AVENGED SEVENFOLD's M. SHADOWS Says SPOTIFY 'Has A Great System For The User' But Not Necessarily So For The Artist

March 27, 2024

During an appearance on the latest episode of the "Locales Only" podcast, AVENGED SEVENFOLD frontman M. Shadows said that he tries to stay on top of technology where the band is concerned, embracing innovative forms of marketing, fan involvement, stage production and ways of selling music that few rock bands employ. He said in part (as transcribed by BLABBERMOUTH.NET): "I get up in the morning and I get annoyed at putting all this time into our art, which is uncompromised; we don't have anyone in there. We're just doing this sort of artistic expression or this kind of artistic explosion, which would be our albums and the way we wanna present ourselves live. But the confines of commerce and the way that the music industry has sort of evolved has taken all the power away from the musicians and sort of given it to the people that are building technology or own the companies or own the venues or own all the sort of drivers that allow people to get music into their hands. And basically all the power gets stripped from the artists. And my big thing is being able to see some of these trends before they happen or kind of get on these things, you can hopefully, in the future, write a better sort of roadmap for artists, if an artist can be on the forefront kind of writing the rules as these things happen. So, for me, that's protocol network stuff, which is blockchain. It is actually sitting in the meetings with people that make decisions in this industry. It's things like VR."
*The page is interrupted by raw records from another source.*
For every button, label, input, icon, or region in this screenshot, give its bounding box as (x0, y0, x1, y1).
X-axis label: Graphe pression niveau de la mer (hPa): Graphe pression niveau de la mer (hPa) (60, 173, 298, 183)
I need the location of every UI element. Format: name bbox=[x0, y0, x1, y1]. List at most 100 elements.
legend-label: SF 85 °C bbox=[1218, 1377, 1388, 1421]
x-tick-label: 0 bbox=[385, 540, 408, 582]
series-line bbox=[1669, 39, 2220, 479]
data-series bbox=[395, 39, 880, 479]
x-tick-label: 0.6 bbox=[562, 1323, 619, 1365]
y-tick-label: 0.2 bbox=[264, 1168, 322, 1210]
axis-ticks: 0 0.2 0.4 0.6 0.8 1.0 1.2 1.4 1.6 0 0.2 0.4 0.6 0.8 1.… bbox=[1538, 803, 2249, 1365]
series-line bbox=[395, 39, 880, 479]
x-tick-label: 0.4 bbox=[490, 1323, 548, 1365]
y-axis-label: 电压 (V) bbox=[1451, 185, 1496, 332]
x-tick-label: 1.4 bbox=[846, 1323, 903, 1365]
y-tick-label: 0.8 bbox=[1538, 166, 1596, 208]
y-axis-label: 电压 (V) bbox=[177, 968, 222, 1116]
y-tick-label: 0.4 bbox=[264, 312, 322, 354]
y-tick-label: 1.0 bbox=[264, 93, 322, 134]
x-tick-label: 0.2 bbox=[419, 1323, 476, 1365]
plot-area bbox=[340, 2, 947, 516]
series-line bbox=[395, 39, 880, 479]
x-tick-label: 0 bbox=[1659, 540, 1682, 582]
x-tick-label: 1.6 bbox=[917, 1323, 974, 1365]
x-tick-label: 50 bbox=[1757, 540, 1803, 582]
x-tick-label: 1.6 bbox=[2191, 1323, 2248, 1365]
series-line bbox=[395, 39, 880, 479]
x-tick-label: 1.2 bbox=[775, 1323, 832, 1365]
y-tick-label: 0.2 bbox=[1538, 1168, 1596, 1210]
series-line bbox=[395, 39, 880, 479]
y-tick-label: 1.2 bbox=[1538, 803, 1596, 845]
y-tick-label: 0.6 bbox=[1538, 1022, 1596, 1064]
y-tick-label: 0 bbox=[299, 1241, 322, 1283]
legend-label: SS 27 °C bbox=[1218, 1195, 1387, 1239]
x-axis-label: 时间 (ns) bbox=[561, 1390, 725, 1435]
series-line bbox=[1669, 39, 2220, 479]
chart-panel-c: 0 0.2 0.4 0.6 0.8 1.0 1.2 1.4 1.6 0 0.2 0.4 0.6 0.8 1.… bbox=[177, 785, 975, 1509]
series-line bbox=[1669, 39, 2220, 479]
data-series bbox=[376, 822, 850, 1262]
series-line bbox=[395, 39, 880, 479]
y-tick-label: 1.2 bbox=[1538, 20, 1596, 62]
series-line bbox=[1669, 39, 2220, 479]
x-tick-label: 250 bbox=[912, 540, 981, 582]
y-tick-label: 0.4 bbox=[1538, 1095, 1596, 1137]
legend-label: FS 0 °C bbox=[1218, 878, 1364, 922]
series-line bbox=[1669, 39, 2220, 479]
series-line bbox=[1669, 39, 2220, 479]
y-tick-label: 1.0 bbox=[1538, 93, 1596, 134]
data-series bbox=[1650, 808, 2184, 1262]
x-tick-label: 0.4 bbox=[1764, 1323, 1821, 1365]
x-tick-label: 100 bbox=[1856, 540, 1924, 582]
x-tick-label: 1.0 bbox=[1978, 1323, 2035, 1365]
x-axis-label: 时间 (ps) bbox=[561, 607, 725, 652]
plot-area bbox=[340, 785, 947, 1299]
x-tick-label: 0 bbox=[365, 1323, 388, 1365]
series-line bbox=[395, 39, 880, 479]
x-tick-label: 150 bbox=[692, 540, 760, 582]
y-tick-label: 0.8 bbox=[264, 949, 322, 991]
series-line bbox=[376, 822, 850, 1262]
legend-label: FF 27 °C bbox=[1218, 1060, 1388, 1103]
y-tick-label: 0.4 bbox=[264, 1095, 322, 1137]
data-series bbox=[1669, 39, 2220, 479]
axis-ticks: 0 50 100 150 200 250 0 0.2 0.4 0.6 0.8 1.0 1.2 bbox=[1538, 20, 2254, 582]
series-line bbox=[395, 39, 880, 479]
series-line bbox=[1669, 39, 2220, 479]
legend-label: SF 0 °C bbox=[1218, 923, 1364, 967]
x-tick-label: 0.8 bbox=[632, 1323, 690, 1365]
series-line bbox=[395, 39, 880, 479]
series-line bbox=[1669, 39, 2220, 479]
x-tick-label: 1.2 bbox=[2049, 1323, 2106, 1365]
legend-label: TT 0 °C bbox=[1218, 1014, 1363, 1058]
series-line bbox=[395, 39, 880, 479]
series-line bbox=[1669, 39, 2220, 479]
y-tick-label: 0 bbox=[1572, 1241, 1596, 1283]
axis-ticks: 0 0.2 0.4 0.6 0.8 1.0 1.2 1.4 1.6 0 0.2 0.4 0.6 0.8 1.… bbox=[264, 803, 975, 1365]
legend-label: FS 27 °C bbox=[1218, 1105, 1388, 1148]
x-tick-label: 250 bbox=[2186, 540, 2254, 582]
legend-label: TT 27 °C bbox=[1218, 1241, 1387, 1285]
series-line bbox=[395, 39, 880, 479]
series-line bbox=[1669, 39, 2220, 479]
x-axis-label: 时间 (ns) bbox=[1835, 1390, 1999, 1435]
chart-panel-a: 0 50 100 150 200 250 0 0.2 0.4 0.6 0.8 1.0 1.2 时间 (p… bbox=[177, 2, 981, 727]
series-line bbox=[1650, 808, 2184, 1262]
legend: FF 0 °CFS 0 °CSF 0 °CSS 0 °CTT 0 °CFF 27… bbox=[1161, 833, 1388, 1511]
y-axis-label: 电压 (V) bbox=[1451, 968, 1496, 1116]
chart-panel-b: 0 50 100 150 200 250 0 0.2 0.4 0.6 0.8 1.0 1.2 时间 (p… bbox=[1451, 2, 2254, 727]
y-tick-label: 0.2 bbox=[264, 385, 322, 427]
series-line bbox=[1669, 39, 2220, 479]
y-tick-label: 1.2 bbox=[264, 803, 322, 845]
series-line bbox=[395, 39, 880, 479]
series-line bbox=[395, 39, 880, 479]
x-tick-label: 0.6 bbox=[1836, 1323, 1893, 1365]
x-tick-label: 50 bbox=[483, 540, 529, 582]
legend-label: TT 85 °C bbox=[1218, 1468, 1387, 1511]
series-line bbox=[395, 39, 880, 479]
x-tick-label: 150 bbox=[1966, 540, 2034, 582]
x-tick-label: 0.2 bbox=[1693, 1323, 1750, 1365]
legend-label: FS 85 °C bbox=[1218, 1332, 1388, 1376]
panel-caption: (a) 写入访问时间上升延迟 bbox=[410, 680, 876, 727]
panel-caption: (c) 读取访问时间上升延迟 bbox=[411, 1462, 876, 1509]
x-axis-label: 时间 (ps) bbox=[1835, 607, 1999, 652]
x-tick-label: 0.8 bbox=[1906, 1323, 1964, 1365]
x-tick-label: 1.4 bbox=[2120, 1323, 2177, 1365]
He continued: "There was a time when music videos were looked down upon for the artists that did them; they were called sellouts for doing 'em. Then DVDs came out, Blu-rays, and now it's like commonplace to go watch a live show on YouTube, where that would have been called something completely sellout-ish back in the day. Now, we have things like VR concerts, and we're starting to see the same backlash, when the reality is, when these headsets become sunglasses or, even further down the line, some sort of Neuralink, straight to the mainframe, people are gonna be enjoying these concerts and doing these sorts of things the same way they're enjoying Blu-rays or this or that, but they're gonna be enjoying them through their headsets. And right now it'd be the Apple Vision Pro or the Oculus 3. But as time goes on, you need artists to be in the space so that they can navigate what is right for the artists and not necessarily the tech bro that made the technology and the guy that's going to hire the band and tell you what to do and then own all the data. You wanna be the one that sits there and kind of makes those decisions."

M. Shadows, whose real name is Matt Sanders, also talked about the importance of putting artists in control and rewarding fans for their loyalty. He went on to cite Spotify, whose analytics offers no way to disaggregate data by age, location or gender, especially when looking at each song individually, making it very hard to understand why songs perform differently, how to predict future behaviors, and how to market individual songs effectively.

"Spotify has a great system for the user," M. Shadows said. "They pay $9.99 a month or $14.99, whatever it is at this point, and they get all the music that's ever been created for virtually nothing. Now, on the other end, the artist has nowhere else to have their music listened to. You're not gonna go on a road trip and go to every individual artist's web site to pull up their latest record and stream it from there. It's just not gonna happen. It's kind of like when you put a AAA movie out, but it's not on Netflix and it's not in the theaters. Who actually goes and sees it? The way the consumerism is in America, we want ease of use. So they have ease of use for the consumer, but what they don't do is — I don't know the last time I saw someone wear a Spotify shirt around. I've seen METALLICA shirts and AVENGED SEVENFOLD shirts and Taylor Swift shirts, but what they don't do is they don't tell you who's listening to your music. They don't let you reach out to them. They don't let you perhaps upsell them things… And they've basically sold the company in return for catalog to the labels. And so now you have all these old record label deals that most people are locked into, getting a royalty on that percentage that Spotify pays you. So, say, Spotify, for purposes of easy discussion, 0.003 cents a play. Most bands are getting about 24 cents on the dollar. So it's not Spotify, really, the payment; it's more of the labels and having bad deals."

AVENGED SEVENFOLD's latest album, "Life Is But A Dream…", came out in June 2023 via Warner. The LP sold 36,000 equivalent album units in the U.S. in its first week of release to land at position No. 13 on the Billboard 200 chart.

AVENGED SEVENFOLD made its first festival appearance in five years on May 19, 2023 at Welcome To Rockville at Daytona International Speedway in Daytona Beach, Florida.

AVENGED SEVENFOLD's first concert since June 2018 took place on May 12, 2023 at AREA15 in Las Vegas, Nevada.

To date, AVENGED SEVENFOLD has sold over 10 million albums worldwide and earned two consecutive No. 1 albums on Billboard's Top 200 Albums chart (2010's "Nightmare" and 2013's "Hail To The King") to go along with over a billion video views and a billion-plus Spotify streams, as well as multiple No. 1 singles on rock radio.